Ma besogne terminée, je retire avec une sage précaution ma tarière, qui devra encore servir. Les filaments déchirés de la plante se refermeront d'eux-mêmes, mettant mes bébés tout frais pondus à l'abri. En effet, après le passage de mon outil, l'orifice de la brindille en est tout hirsute et semble tout décoiffé tant les lambeaux et les filaments du bois ont été mis à rude épreuve. Un mini pétard sous l'écorce de la plante, aurait produit le même effet ! Mon travail a duré en tout, une vingtaine de minutes environ.
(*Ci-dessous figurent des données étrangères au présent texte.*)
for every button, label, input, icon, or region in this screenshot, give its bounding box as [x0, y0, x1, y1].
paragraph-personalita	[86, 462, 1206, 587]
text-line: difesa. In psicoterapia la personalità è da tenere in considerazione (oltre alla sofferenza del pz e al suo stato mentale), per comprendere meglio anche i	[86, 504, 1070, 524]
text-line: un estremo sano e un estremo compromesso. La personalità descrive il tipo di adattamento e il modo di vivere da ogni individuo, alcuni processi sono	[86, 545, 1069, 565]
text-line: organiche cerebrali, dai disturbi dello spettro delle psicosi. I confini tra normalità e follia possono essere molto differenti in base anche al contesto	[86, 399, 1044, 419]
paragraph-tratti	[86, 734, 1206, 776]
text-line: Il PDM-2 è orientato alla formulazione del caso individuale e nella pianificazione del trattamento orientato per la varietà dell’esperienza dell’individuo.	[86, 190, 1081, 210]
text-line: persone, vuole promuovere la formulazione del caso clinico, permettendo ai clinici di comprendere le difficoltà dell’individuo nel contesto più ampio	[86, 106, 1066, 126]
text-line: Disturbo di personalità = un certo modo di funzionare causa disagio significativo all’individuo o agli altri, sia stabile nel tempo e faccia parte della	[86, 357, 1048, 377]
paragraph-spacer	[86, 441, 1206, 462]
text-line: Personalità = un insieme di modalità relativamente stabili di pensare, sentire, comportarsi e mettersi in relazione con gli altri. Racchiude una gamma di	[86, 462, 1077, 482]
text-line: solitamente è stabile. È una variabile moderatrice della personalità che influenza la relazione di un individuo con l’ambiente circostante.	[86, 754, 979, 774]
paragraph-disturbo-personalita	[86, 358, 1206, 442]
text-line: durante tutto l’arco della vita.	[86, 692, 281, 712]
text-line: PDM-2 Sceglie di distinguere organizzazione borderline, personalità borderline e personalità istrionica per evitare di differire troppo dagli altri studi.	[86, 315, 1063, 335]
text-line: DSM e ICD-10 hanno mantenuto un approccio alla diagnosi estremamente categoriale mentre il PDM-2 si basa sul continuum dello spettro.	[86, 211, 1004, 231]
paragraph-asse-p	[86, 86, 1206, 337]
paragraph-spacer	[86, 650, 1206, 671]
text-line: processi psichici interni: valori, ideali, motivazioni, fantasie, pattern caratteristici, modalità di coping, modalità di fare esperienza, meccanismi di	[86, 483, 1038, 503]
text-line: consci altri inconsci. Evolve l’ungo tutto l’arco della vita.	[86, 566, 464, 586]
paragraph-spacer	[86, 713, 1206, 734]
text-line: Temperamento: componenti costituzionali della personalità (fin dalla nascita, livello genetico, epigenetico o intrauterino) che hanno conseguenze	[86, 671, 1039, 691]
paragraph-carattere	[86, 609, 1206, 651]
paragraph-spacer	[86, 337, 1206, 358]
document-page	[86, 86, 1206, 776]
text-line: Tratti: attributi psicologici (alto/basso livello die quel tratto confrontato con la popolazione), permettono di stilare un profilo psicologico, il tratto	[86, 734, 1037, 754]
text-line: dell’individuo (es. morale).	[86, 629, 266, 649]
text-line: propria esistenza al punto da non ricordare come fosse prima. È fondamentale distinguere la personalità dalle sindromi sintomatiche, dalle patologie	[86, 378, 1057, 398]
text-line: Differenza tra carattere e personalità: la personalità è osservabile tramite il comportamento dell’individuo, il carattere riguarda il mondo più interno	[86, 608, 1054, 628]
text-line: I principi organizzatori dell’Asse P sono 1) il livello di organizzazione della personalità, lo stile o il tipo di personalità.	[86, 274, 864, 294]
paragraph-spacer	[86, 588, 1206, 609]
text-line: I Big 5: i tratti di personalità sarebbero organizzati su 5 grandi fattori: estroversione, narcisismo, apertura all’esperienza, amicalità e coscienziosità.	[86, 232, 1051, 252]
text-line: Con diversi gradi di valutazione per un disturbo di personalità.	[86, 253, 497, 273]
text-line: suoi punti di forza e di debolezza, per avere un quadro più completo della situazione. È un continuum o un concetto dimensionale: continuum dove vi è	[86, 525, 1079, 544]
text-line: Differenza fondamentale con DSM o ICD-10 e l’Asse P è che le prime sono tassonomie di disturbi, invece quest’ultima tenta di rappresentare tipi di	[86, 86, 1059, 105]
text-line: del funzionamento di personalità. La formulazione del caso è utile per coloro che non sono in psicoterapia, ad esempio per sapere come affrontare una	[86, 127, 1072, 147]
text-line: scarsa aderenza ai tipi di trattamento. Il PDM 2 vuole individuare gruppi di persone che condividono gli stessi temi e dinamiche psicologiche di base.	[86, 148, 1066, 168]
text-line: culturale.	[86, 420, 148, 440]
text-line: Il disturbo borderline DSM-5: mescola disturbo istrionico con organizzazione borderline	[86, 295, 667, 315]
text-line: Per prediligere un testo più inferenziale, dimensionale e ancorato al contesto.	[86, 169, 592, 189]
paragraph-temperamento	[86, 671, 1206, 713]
Mais ce n'est pas fini, il faut que je ponde environ de trois cents à quatre cents œufs – comme tous mes congénères – et je viens d'en pondre une dizaine eenviron.
De toutes façons, je n'ai pas le choix, il faut que je ponde, ne serait ce que pour me libérer de ces douleurs dans mon ventre.
Ce qui est sûr, c'est que je ne suis pas prête d'avoir fini. Il me reste encore du pain sur la planche ! Aujourd'hui et même demain ne suffiront pas.
Mon oviscapte retiré précautionneusement, j’avance d'un centimètre sur la brindille dans la direction du soleil. Sans me fatiguer, je m'arrête et recommence mon opération de forage et ainsi de suite, tout au long de la journée.